As it stands, Ireland would be grouped in the fourth pot of seeds but worryingly, they are perilously close to being ranked as fifth seeds, which would double the difficulty of qualifying.
Currently considered the 70th best team in the world, Ireland are 18 places lower than Uzbekistan, 12 behind Burkino Faso, five shy of the United Arab Emirates and one beneath Oman. On a bright note, the Cape Verde Islands have just gone through a bad patch and are now five positions worse off.
Inevitably enough then, bad times leads to bad jokes, the worst of them referring to the fact Iceland (47th), Jordan (57th) and Sierra Leone (65th) — a supermarket-chain, glamour model and dead director of spaghetti western movies — are considered by FIFA to be better at football.
Being the butt of people’s jokes shouldn’t really matter but at a time when it is clear that O’Neill’s team needs freshening up, being the possessor of a shabby image is not the greatest selling point when it comes to sitting down with talented players like Nathan Redmond and Patrick Bamford and offering them the possibility of declaring for Ireland or sticking with England.
“In our day people wanted to come and play because we were doing so well,” said Packie Bonner recently. “A successful team is a big attraction.”
And an unsuccessful one is a major turn-off.
Handsomely paid, O’Neill’s task is to reverse the trend and guide us to the European finals in France. It’s not the most difficult of jobs, either.
Germany, world champions and standard-bearers, will almost certainly stroll through in first place but with a second automatic qualification place up for grabs and Poland, Scotland and Georgia blocking our path, it is not beyond reach.

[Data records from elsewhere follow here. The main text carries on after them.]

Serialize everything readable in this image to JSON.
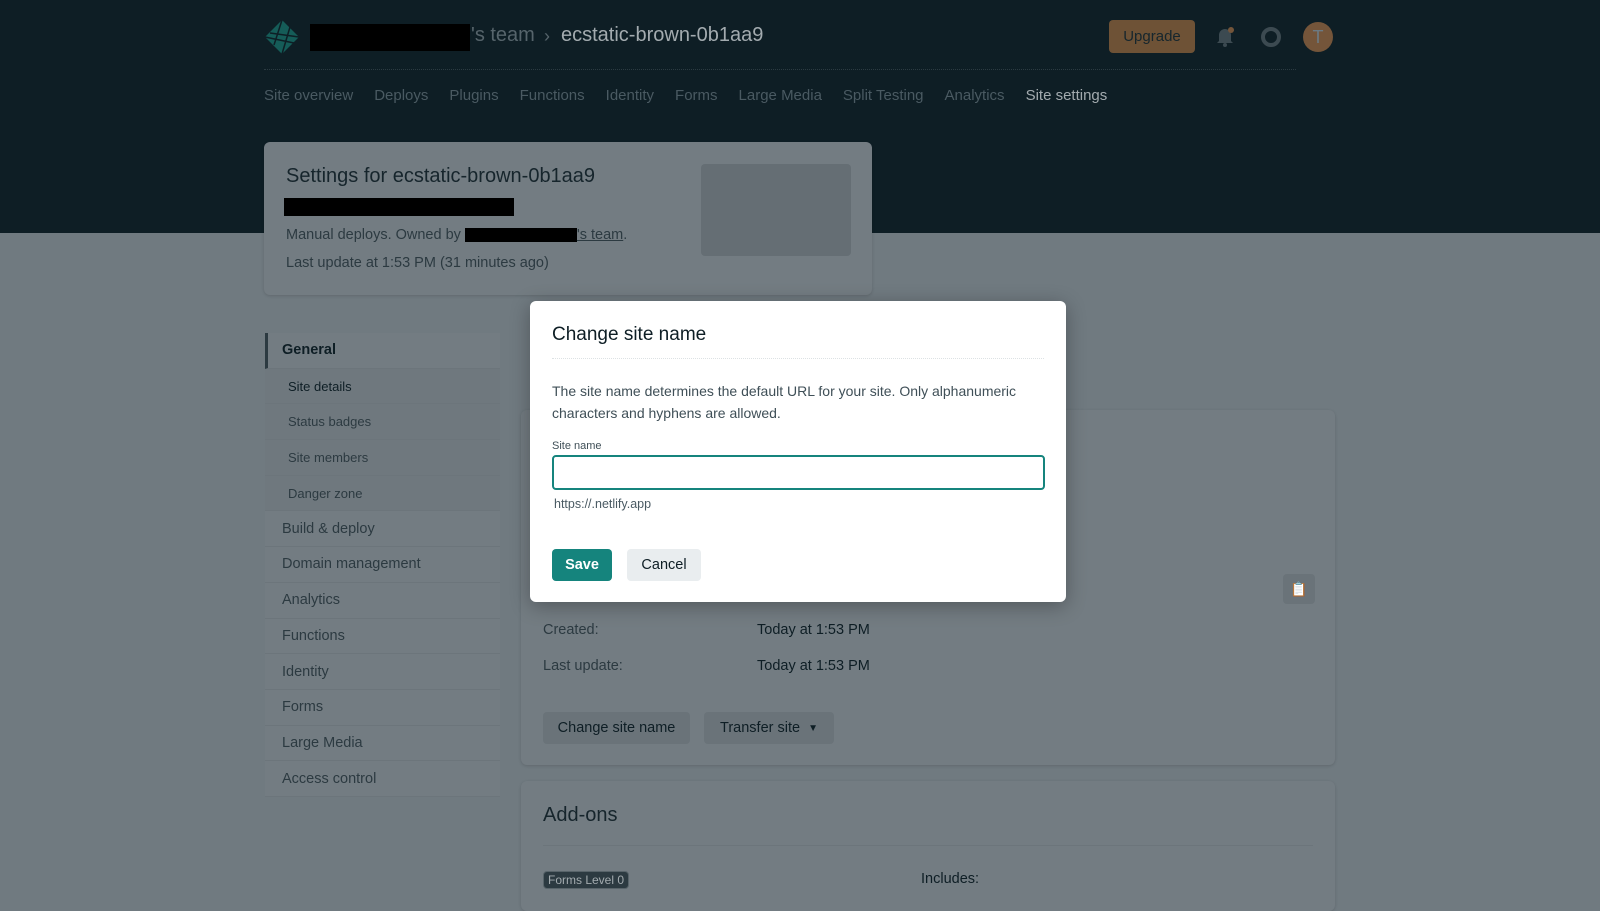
{
  "header": {
    "team_suffix": "'s team",
    "site_name": "ecstatic-brown-0b1aa9",
    "upgrade": "Upgrade",
    "avatar_initial": "T",
    "accent": "#b8834b"
  },
  "nav": [
    "Site overview",
    "Deploys",
    "Plugins",
    "Functions",
    "Identity",
    "Forms",
    "Large Media",
    "Split Testing",
    "Analytics",
    "Site settings"
  ],
  "site_card": {
    "title": "Settings for ecstatic-brown-0b1aa9",
    "owned_prefix": "Manual deploys. Owned by",
    "owned_suffix": "'s team",
    "last_update": "Last update at 1:53 PM (31 minutes ago)"
  },
  "sidebar": {
    "general": "General",
    "subs": [
      "Site details",
      "Status badges",
      "Site members",
      "Danger zone"
    ],
    "items": [
      "Build & deploy",
      "Domain management",
      "Analytics",
      "Functions",
      "Identity",
      "Forms",
      "Large Media",
      "Access control"
    ]
  },
  "details": {
    "created_label": "Created:",
    "created_value": "Today at 1:53 PM",
    "updated_label": "Last update:",
    "updated_value": "Today at 1:53 PM",
    "change_button": "Change site name",
    "transfer_button": "Transfer site"
  },
  "addons": {
    "title": "Add-ons",
    "badge": "Forms Level 0",
    "includes": "Includes:"
  },
  "modal": {
    "title": "Change site name",
    "description": "The site name determines the default URL for your site. Only alphanumeric characters and hyphens are allowed.",
    "field_label": "Site name",
    "field_value": "",
    "url_hint": "https://.netlify.app",
    "save": "Save",
    "cancel": "Cancel",
    "primary_color": "#15847d"
  }
}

For the Poles, Scots and Georgians, though, Ireland’s recent football history will hardly leave them shaking with fear. You have to go back 13 years — to that barnstorming afternoon at Lansdowne Road, when Holland were outfought — for Ireland’s last competitive win over a team ranked in the world’s top 40.
And since Euro 2012, Ireland’s sole victories — friendly or competitive — have come against Poland, Georgia, Kazakhstan, Oman, the Faroe Islands and Latvia — ranked 61st, 91st, 127th, 69th, 184th and 103rd in the world. Reason to be cheerful?